Methods: Over three years, we held over 300 mortality review meetings. As part of the standardized review, the physician and nursing team assesses whether the death was potentially preventable. Deaths were stratified according to this assessment, and continuous variables were evaluated using two sample t-tests and categorical variables with chi-squared or Fisher’s exact tests as appropriate.
Results: Of 331 cases reviewed, 22 were deemed potentially preventable (6.7%) and 309 non-preventable (93.3%). Deaths deemed potentially preventable had shorter lengths of stay (mean 6.7 vs. 20.1 days, p=0.04) and were more likely to occur in an ICU setting (63.6% vs. 51.8%, p=0.02). Age and source of admission did not differ significantly.
Cases deemed potentially preventable were more likely to be classified as unexpected deaths (47.6% vs. 7.5%, P<0.001). Cases were more likely to be DNR/DNI or comfort care at the time of death (P<0.001 for both), but use of palliative care services and code status at admission did not differ. Code blues were more common in deaths deemed potentially preventable (63.6% vs. 16.5%, p<0.001), and reviewers were more likely to deem the code preventable (35.7% vs. 6.5%, P=0.01).

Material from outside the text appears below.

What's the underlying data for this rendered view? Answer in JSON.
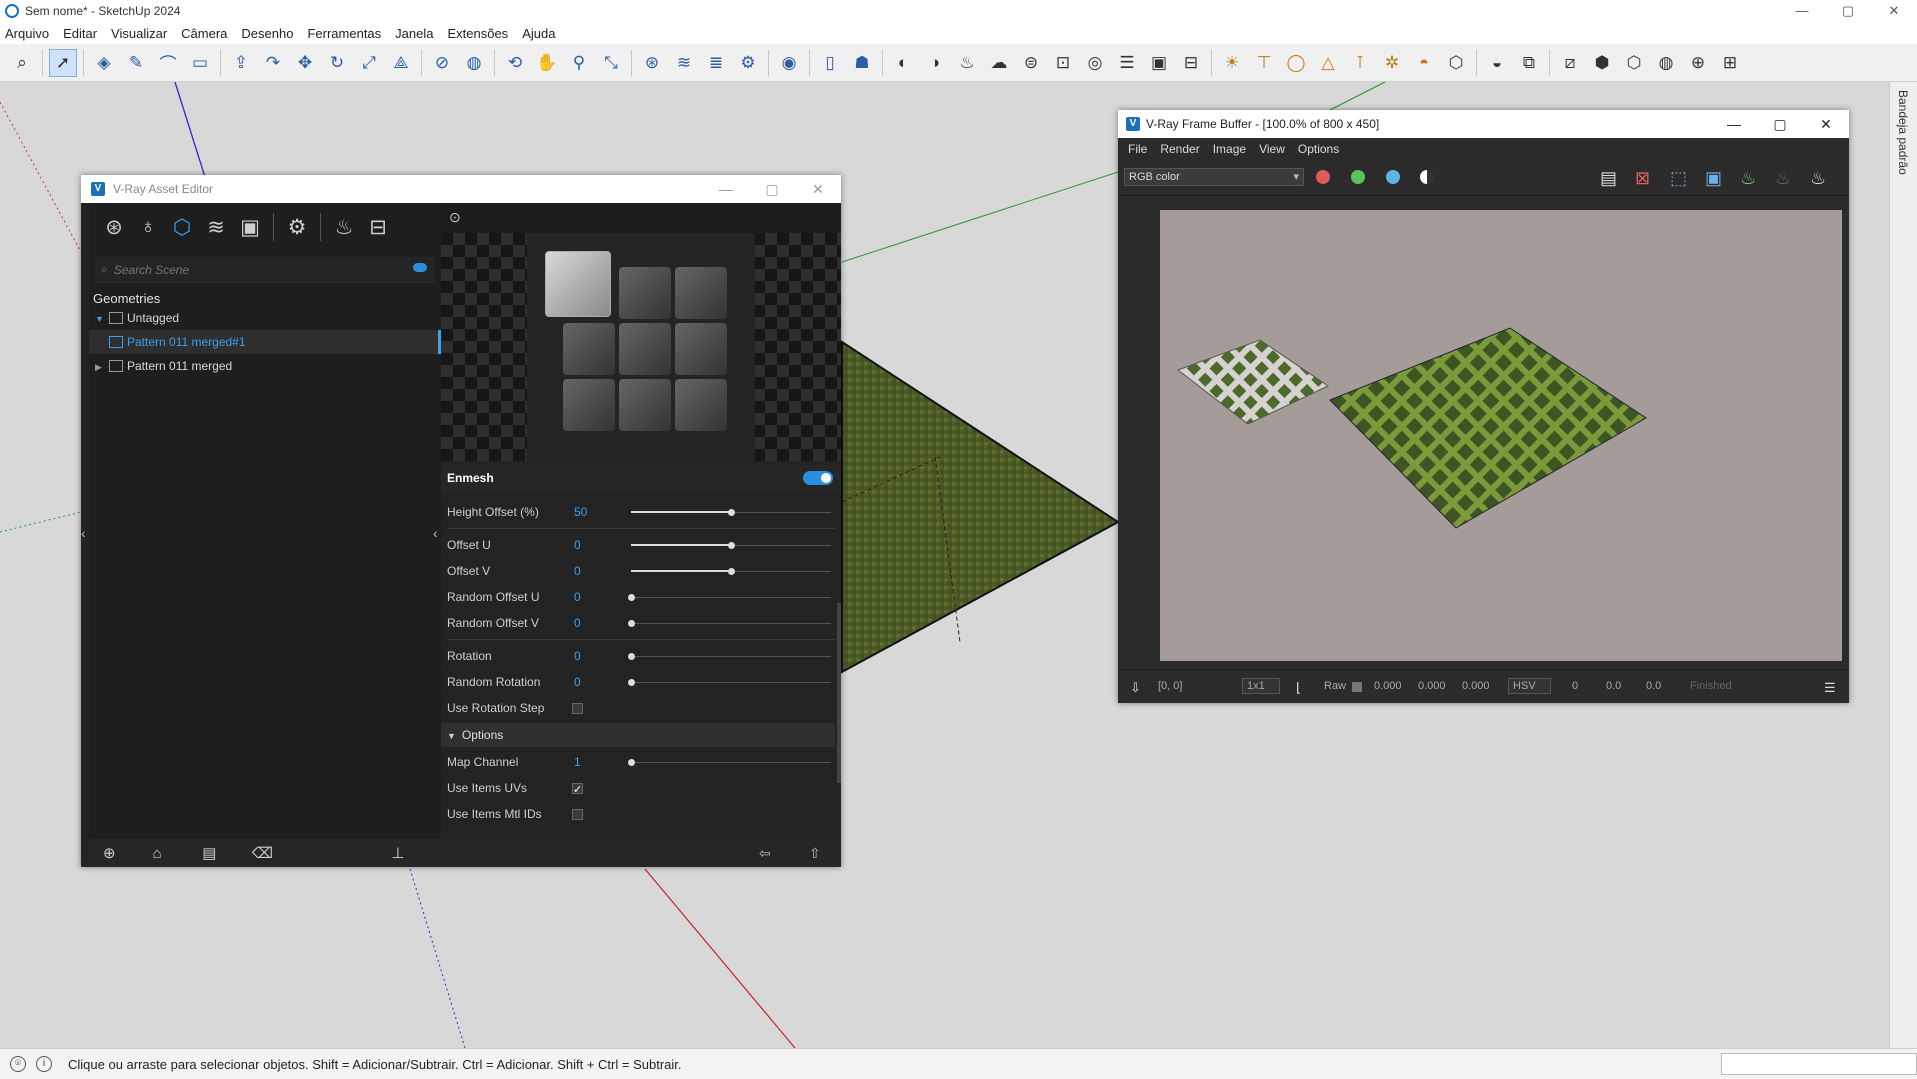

Statistically significant differences in the primary reasons for mortality were seen in deaths deemed potentially preventable versus not preventable (p<0.001). There were more deaths due to acute medical complications, medication adverse events and surgical/procedural complications in the deaths deemed potentially preventable, and more chronic medical conditions and harm occurring before hospitalization in the non-preventable deaths.
Opportunities for improvement in care were identified in more of the cases deemed potentially preventable (100% vs 45.3%, P<0.001). Specifically, medical errors (36.4% vs. 2.3% of cases, P<0.001), delays in recognition or treatment of deterioration (36.4% vs. 9.1%, P<0.001), communication/teamwork issues (50% vs. 12.6%, P<0.001) and procedural complications (13.6% vs. 1.3%, P=0.008) were all noted more frequently in deaths deemed potentially preventable. There were no significant differences in systems issues, healthcare-acquired infections/healthcare-associated conditions, or problems with advance care planning. Cases deemed potentially preventable were more likely to inspire quality improvement action items (81.8% vs. 26%, P<0.001).
Conclusions: While providers deem a small fraction of inpatient deaths potentially preventable (6.7%), there are significant differences in these cases compared to deaths deemed non-preventable. Many are related to patient risk of mortality, goals of care, and expectedness of death. However, significant differences were also noted in patient care, including medical errors, delays, teamwork and procedural complications. Additionally, significantly more actionable quality opportunities were identified, suggesting that inpatient mortality rates can be further reduced by improving care.